The purpose of this article is to suggest that the current conceptualization and study of autism are highly problematic, with notable deleterious impacts on the efficacy of empirical research and the development of better clinical protocols and applications. A simple solution is proposed, based on ideas developed by Mottron (1, 2) and on what I call Kanner's “hallmarks” of autism.

I first describe the standard medical model of human disease, and show how it does not apply to the main, current psychiatric model for mental disorders in general and autism in particular. Second, I discuss salient findings on the genetic and phenotypic heterogeneity of autism, in the context of the history of its diagnostic criteria. This heterogeneity has led to conceptual expansion of the “autism spectrum” and “autism traits” such that they have become largely synonymous with social deficits and lose meaning as psychological-psychiatric constructs with any useful specificity. These changes have also apparently led to a substantial incidence of false positive autism diagnoses in childhood. Third, I provide specific suggestions for surmounting these problems, in the context of autism as originally described by Kanner (3), and centered on his “hallmarks” of autism, described below, as currently conceived.

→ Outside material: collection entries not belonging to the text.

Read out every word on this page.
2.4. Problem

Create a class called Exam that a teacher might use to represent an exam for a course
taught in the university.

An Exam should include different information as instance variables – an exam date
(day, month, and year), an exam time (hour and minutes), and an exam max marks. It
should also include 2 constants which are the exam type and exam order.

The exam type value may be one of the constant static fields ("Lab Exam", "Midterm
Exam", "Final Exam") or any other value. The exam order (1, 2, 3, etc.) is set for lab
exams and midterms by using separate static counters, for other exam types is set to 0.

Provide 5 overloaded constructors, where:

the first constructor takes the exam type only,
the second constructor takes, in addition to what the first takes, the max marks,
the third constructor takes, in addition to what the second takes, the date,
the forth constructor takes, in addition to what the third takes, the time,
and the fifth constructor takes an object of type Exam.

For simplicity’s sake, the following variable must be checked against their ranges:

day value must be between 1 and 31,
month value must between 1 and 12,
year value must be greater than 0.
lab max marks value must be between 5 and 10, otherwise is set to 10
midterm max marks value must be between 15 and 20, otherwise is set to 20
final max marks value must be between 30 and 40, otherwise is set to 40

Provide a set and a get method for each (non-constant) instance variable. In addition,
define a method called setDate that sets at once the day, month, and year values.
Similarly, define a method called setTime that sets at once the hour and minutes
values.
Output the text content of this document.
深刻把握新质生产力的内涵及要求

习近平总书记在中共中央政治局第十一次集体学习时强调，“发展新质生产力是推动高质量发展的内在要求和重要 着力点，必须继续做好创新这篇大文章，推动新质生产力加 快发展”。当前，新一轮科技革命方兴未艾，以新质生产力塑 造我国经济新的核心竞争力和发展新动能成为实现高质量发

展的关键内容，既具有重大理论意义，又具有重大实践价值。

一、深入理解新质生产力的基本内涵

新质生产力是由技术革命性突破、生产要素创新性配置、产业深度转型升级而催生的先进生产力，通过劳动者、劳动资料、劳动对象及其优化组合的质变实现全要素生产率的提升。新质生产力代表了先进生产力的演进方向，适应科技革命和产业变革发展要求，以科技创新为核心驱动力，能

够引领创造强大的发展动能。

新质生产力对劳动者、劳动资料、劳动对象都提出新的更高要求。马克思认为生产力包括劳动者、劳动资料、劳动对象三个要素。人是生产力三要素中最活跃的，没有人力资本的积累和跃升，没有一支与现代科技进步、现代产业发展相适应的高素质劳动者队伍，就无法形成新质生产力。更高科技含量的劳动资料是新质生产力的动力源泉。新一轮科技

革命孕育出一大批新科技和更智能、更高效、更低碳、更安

The standard medical model

The standard medical model of disease focuses on diagnosing what adaptive biological system has become maladaptive and dysfunctional in what way (4). Diseases are thus inextricably connected, conceptually and mechanistically, with specific adaptations. For example, lymphoma represents excessive lymphocyte replication, osteoporosis is defined as bone density that has become notably reduced, and type 1 diabetes is triggered by insufficient production of insulin. The causes of such diseases are discerned by studying the normal biological functioning of the adaptations, to understand how and why different dysfunctions occur and manifest in a disease and its symptoms. For each patient presenting initially with some set of symptoms, some process of implicit or explicit differential diagnosis is typically followed to determine the biological causes, which determine the optimal treatment.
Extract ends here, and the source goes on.